Suing the EPA & Lowering Personal Income Tax

Suing the EPA & Lowering Personal Income Tax

Suing the EPA & Lowering Personal Income Tax plus Food Forethought. I’m Greg Martin with today’s Northwest Report.

The U.S. Supreme Court will hear a challenge to Environmental Protection Agency wetlands regulations this week that could have far reaching impacts for agriculture. An Idaho couple is asking the high court to let it sue the EPA before it must comply with the agency’s order to protect wetland on its subdivision lot. Lower courts have said no. American Farm Bureau Lawyer Danielle Quist says whether landowners can have their day in court before compliance is key for agriculture. AFBF and other ag groups have filed friend of the court briefs.

QUIST: This is very much a case for individual rights of landowners and when they can exercise those rights. Versus they way it works right now you have to stand by and do what the EPA and the Corp of Engineers tell you to do. You’re at their mercy.
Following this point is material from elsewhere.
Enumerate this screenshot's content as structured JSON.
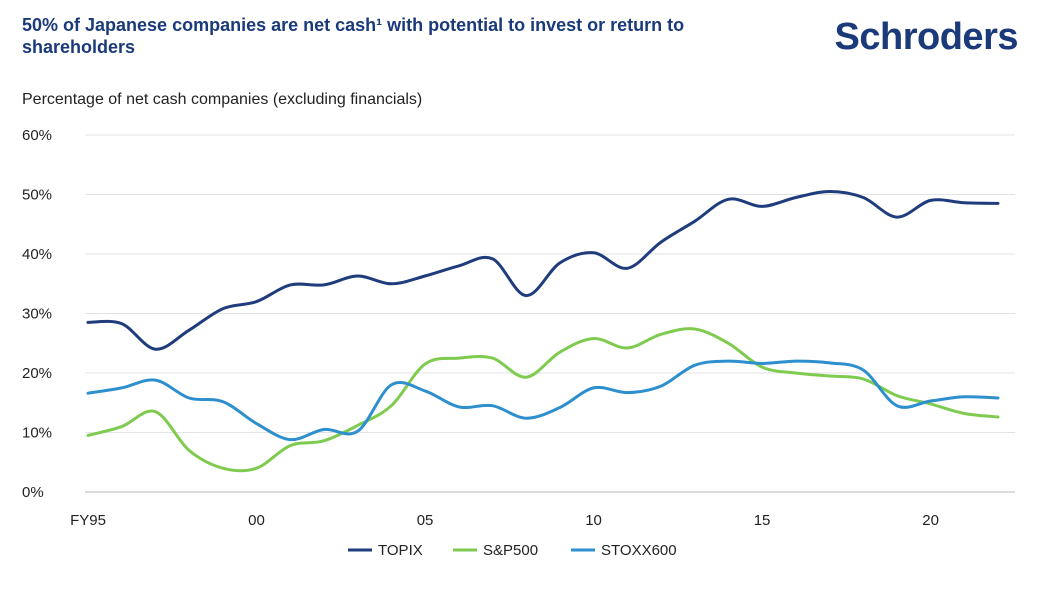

Speaking of Idaho, Gov. Butch Otter is favoring a plan to lower Idaho's personal income tax rate, if the state has the tax revenue to cover it. Otter favors trimming the personal rate from 7.8 percent to 7.6 percent, the going rate for corporations and says such a move would help small businesses subject to the personal income tax rate. He'd consider reducing tax rates, too, but would like to see it accompanied by dumping some of Idaho's existing tax breaks.

Now with today’s Food Forethought, here’s Lacy Gray.

McDonald’s, which has been under fire over the last several years for their foods nutritional content, has decided to begin a new ad campaign that they hope will take the mystery out of their meat. This new ad campaign features ag producers from across the country in an attempt to educate consumers on how the food gets from the farms and ranches to the restaurants. A spokesperson for McDonald’s says, “the campaign will showcase the hardworking farmers and ranchers who not only share, but uphold McDonald’s mission and standards to deliver safe, high quality food to their consumers.” Of course this campaign won’t come without its critics but it’s a great opportunity for consumer agricultural education, and the farmers and ranchers participating in the ad campaigns are eager to reach that large portion of the population who really want to know how their food makes it to their dinner table. Regardless of whether or not someone is a McDonald’s fan, this is a great idea whose time has come; the partnering of beef, potato, and veggie producers with restaurant chains in order to connect consumers to producers.

Thanks Lacy. That’s today’s Northwest Report. I’m Greg Martin on the Ag Information Network.